# taz.de -- Zeit, für die Glühbirne zu streiten: Die dunkle Seite der Sparlampe
       
       > 60 Watt-Glühbirnen sind nun verboten. Dagegen wendet sich die Studie
       > "Lügendes Licht" mit einer kritischen Bilanz der Effizienz von
       > Energiesparlampen.
       
 (IMG) Bild: Wir sehen die Dinge nicht mehr im rechten Licht.
       
       Die Glühbirne, eine simple Angelegenheit aus Glas, Metall und Keramik, die
       sofort ein wunderbares, helles, warmes Licht verbreitet, muss aus unserem
       Leben verschwinden. Zugunsten der sogenannten Energiesparlampe, die
       gegenüber der Glühlampe angeblich 80 Prozent Strom einspart. Das hat der
       Umweltausschuss des Europäischen Parlaments am 17. Februar 2009
       beschlossen.
       
       Der Einwand, dass dort, wo viel Licht, auch viel Schatten ist, hat
       hinsichtlich der Sparlampe keine Chance. Von viel Licht kann ja auch nicht
       die Rede sein. Was aber nichts daran ändert, dass es selbstverständlich
       "Die Dunklen Seiten der Energiesparlampe" gibt, denen Thomas Worm und
       Claudia Karstedt jetzt nachgegangen sind. Dazu gehört, dass die Sparlampe
       alles andere ist, nur keine Lampe.
       
       Stattdessen handelt es sich um ein Elektrokleingerät, das jede Menge
       Elektronikteile enthält, die umso reichlicher vorhanden sind, je mehr die
       Energiesparlampe die unbestreitbaren Vorteile der Glühlampe zu imitieren
       versucht. Ihr Ableben macht sie zu Sondermüll, dessen umwelt- und
       klimafreundliche Entsorgung nicht weniger problematisch ist als die
       Produktion der ursprünglichen Komponenten.
       
       Zu Recht nennen Thomas Worm und Claudia Karstedt ihre Untersuchung
       "Lügendes Licht". Denn wenig ist wahr von dem, was die Sparlampe
       verspricht. Zuerst lügt gleich einmal ihr Licht. Da ihr Spektrum
       diskontinuierlich ist, mit energiereichem Blau- und abgeschwächtem
       Rotbereich, verfälscht sie Farben grundsätzlich und gravierend. Das hat
       gesundheitliche Auswirkungen, beim Essen schlägt die Farbverfälschung
       buchstäblich auf den Magen. Vor allem hat es aber ästhetische Auswirkungen.
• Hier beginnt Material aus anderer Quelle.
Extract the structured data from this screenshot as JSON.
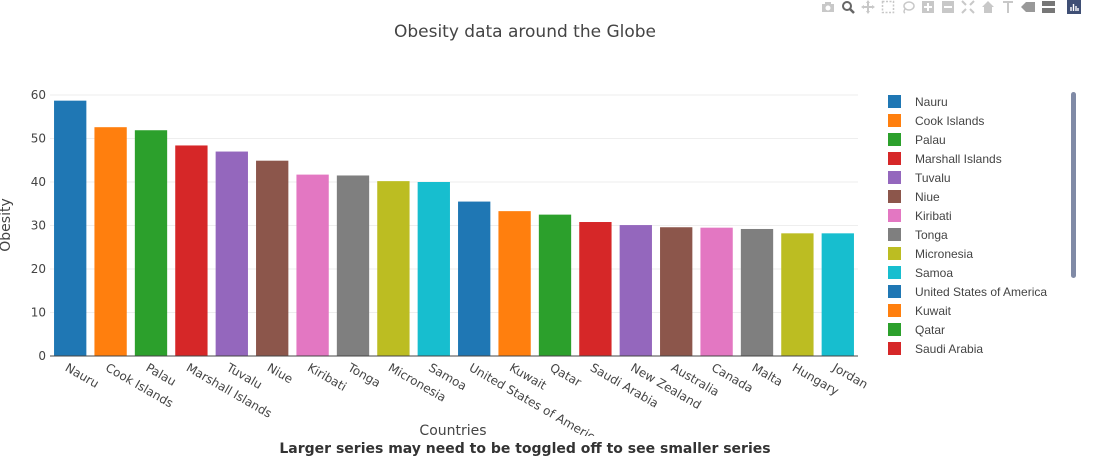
{
  "modebar": {
    "icons": [
      "camera-icon",
      "zoom-icon",
      "pan-icon",
      "box-select-icon",
      "lasso-icon",
      "zoom-in-icon",
      "zoom-out-icon",
      "autoscale-icon",
      "home-icon",
      "spike-lines-icon",
      "hover-closest-icon",
      "hover-compare-icon",
      "plotly-logo-icon"
    ]
  },
  "chart_data": {
    "type": "bar",
    "title": "Obesity data around the Globe",
    "xlabel": "Countries",
    "ylabel": "Obesity",
    "ylim": [
      0,
      60
    ],
    "yticks": [
      0,
      10,
      20,
      30,
      40,
      50,
      60
    ],
    "grid": true,
    "legend_position": "right",
    "series": [
      {
        "name": "Nauru",
        "x": "Nauru",
        "value": 58.7,
        "color": "#1f77b4"
      },
      {
        "name": "Cook Islands",
        "x": "Cook Islands",
        "value": 52.6,
        "color": "#ff7f0e"
      },
      {
        "name": "Palau",
        "x": "Palau",
        "value": 51.9,
        "color": "#2ca02c"
      },
      {
        "name": "Marshall Islands",
        "x": "Marshall Islands",
        "value": 48.4,
        "color": "#d62728"
      },
      {
        "name": "Tuvalu",
        "x": "Tuvalu",
        "value": 47.0,
        "color": "#9467bd"
      },
      {
        "name": "Niue",
        "x": "Niue",
        "value": 44.9,
        "color": "#8c564b"
      },
      {
        "name": "Kiribati",
        "x": "Kiribati",
        "value": 41.7,
        "color": "#e377c2"
      },
      {
        "name": "Tonga",
        "x": "Tonga",
        "value": 41.5,
        "color": "#7f7f7f"
      },
      {
        "name": "Micronesia",
        "x": "Micronesia",
        "value": 40.2,
        "color": "#bcbd22"
      },
      {
        "name": "Samoa",
        "x": "Samoa",
        "value": 40.0,
        "color": "#17becf"
      },
      {
        "name": "United States of America",
        "x": "United States of America",
        "value": 35.5,
        "color": "#1f77b4"
      },
      {
        "name": "Kuwait",
        "x": "Kuwait",
        "value": 33.3,
        "color": "#ff7f0e"
      },
      {
        "name": "Qatar",
        "x": "Qatar",
        "value": 32.5,
        "color": "#2ca02c"
      },
      {
        "name": "Saudi Arabia",
        "x": "Saudi Arabia",
        "value": 30.8,
        "color": "#d62728"
      },
      {
        "name": "New Zealand",
        "x": "New Zealand",
        "value": 30.1,
        "color": "#9467bd"
      },
      {
        "name": "Australia",
        "x": "Australia",
        "value": 29.6,
        "color": "#8c564b"
      },
      {
        "name": "Canada",
        "x": "Canada",
        "value": 29.5,
        "color": "#e377c2"
      },
      {
        "name": "Malta",
        "x": "Malta",
        "value": 29.2,
        "color": "#7f7f7f"
      },
      {
        "name": "Hungary",
        "x": "Hungary",
        "value": 28.2,
        "color": "#bcbd22"
      },
      {
        "name": "Jordan",
        "x": "Jordan",
        "value": 28.2,
        "color": "#17becf"
      }
    ],
    "legend_visible_count": 14
  },
  "footnote": "Larger series may need to be toggled off to see smaller series"
}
       Wir sehen die Dinge nicht mehr im rechten Licht. Und damit sind wir mit
       Worm und Karstedt bei einer Kulturgeschichte des Lichts. Sie erklärt, warum
       bei einer schon rein physikalisch so diffizilen Angelegenheit wie dem
       Licht, technische Argumente - deren Hintergrund die Autoren kompetent
       erläutern - stets in die Irre führen.
       
       ## Falsches Versprechen
       
       Licht ist der prägnante Fall, bei dem es eben nicht um Energieeffizienz,
       sondern um Ökoeffektivität geht. Die Diskussion, die die Autoren
       hinsichtlich der gegenwärtigen Klimapolitik anstoßen, war längst fällig.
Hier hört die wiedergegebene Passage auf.